A Woundplast of Hydrogel Microneedles with In Vivo ATP-Responsive Therapeutic Logic for Bacteria-Infected Wound Healing

To reduce the overuse of antibiotics, on-demand antibiotic administration guided by rapid infection assessment is of particular importance. In this study, we present a portable, multifunctional hydrogel microneedle (MN) woundplast capable of real-time monitoring of wound adenosine triphosphate (ATP) levels and simultaneous antibacterial therapy. By leveraging the aggregation-induced emission effect, metal-organic frameworks (MOFs) coencapsulating gold nanoclusters (AuNCs) and vancomycin are integrated into the MN tips, where ATP-Zn²⁺ interactions enable selective ATP recognition and quantification across 0-5 mM. The MN incorporates therapeutic logic, utilizing ATP as a pathological marker to determine the drug release kinetics within the wound microenvironment. In this process, the synergistic effect of Zn²⁺ and vancomycin played an important role in achieving superior bactericidal efficacy.

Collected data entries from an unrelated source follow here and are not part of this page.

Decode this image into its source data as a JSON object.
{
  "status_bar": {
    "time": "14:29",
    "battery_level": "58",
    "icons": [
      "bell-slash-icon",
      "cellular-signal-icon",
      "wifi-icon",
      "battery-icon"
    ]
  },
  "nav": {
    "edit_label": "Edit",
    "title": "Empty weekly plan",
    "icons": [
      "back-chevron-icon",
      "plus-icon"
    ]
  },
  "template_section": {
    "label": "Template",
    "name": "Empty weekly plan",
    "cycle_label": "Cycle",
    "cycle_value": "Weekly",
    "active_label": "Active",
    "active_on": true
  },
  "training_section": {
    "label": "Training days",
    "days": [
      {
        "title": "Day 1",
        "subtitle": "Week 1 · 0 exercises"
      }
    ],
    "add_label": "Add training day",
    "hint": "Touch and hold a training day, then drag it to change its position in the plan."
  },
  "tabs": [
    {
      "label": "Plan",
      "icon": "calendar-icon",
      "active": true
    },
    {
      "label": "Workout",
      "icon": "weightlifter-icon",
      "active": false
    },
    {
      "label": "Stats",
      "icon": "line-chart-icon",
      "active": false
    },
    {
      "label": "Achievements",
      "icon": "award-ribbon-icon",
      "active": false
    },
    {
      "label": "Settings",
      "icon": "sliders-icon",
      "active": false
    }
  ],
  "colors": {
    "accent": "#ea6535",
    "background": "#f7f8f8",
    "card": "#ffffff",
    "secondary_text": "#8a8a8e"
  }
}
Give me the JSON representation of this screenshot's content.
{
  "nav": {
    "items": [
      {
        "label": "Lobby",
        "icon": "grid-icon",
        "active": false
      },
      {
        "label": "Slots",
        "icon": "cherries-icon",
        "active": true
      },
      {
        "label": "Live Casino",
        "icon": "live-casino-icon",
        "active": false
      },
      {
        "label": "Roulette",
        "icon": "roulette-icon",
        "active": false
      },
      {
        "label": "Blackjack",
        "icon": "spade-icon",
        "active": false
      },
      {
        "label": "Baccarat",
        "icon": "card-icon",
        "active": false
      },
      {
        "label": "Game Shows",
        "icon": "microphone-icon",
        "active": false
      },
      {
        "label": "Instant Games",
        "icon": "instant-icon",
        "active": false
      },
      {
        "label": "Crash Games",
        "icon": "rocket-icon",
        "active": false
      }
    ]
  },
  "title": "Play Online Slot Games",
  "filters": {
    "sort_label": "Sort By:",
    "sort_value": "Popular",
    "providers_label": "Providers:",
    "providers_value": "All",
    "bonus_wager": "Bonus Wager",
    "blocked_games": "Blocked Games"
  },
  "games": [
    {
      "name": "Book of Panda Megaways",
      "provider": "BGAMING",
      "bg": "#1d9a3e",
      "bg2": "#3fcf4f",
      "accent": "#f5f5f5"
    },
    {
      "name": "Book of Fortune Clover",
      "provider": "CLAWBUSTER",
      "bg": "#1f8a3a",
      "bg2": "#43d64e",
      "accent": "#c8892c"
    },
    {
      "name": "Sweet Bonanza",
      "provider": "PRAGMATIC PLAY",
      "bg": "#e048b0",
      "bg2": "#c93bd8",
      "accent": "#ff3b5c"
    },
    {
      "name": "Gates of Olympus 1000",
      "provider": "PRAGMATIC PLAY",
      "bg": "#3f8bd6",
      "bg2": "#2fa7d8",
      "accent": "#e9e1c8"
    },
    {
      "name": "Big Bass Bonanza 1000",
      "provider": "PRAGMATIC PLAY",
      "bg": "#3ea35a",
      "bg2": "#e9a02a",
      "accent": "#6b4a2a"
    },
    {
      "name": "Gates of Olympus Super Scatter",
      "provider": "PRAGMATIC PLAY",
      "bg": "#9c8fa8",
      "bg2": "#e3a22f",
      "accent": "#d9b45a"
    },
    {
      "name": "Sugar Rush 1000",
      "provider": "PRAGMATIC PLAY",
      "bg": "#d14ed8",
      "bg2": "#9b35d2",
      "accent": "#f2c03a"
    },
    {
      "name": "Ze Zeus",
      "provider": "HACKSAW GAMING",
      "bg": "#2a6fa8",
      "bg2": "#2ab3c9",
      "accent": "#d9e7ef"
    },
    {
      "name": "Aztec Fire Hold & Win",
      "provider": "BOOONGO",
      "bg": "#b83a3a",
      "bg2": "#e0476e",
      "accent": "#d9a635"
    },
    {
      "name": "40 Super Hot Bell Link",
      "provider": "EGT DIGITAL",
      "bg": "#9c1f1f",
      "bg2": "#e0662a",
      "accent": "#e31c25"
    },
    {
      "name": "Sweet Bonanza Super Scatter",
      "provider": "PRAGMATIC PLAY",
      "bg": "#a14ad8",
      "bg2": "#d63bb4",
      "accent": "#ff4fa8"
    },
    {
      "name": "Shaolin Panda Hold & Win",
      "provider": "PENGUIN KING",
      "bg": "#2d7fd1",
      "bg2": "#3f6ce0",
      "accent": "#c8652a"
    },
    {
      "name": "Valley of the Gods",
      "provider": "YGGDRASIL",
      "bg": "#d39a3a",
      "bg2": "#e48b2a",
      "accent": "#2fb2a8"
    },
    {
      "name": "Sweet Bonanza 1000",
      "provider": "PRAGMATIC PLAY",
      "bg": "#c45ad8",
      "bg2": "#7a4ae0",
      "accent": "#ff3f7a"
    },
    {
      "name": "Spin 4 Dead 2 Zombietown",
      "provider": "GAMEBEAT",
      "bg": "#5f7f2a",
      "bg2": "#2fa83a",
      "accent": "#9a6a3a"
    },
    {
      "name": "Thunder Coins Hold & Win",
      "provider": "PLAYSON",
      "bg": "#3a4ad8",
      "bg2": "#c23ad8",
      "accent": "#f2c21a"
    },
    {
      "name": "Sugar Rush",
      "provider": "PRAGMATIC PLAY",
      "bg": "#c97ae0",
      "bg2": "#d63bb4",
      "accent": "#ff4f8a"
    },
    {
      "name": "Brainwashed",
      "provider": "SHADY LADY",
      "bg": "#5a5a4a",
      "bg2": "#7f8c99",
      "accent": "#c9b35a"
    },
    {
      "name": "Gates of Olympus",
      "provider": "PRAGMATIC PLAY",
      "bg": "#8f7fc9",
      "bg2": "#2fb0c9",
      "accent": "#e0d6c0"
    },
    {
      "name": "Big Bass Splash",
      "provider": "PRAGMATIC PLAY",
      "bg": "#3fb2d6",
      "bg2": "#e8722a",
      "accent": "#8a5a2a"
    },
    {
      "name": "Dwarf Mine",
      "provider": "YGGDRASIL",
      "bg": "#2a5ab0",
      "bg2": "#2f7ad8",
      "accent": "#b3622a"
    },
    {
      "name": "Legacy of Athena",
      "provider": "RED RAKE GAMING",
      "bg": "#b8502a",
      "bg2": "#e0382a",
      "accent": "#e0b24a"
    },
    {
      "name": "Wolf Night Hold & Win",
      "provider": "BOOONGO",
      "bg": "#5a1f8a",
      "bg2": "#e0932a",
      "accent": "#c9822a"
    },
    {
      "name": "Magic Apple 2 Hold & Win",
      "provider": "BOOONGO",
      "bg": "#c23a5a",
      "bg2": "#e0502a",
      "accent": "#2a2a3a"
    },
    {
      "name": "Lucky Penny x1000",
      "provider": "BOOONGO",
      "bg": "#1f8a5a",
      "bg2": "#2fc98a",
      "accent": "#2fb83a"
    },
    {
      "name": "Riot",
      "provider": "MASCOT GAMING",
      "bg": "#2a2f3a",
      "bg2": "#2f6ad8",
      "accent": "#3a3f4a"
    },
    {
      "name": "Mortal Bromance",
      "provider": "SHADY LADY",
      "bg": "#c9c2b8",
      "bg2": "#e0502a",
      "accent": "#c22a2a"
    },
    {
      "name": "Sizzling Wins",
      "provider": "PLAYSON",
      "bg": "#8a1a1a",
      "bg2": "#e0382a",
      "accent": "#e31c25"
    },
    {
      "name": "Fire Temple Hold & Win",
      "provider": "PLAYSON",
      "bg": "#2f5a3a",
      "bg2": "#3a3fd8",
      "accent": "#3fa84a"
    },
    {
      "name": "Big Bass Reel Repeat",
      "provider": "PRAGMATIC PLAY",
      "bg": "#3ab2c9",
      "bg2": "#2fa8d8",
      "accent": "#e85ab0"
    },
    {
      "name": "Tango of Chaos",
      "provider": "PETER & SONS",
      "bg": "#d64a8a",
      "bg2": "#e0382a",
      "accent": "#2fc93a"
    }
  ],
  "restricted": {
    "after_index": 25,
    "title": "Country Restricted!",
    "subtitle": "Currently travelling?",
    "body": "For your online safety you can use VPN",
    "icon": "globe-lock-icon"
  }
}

Moreover, the positively charged MN surface demonstrated 2.4-fold higher bacterial adsorption than neutral counterparts. In vivo experiments demonstrated that this platform both monitored infected wounds and accelerated healing, reducing wound areas to 26.6% of the control group while achieving recovery rates equivalent to noninfected conditions. This ATP-guided therapeutic platform provides a closed-loop strategy for combating antibiotic resistance in wound management.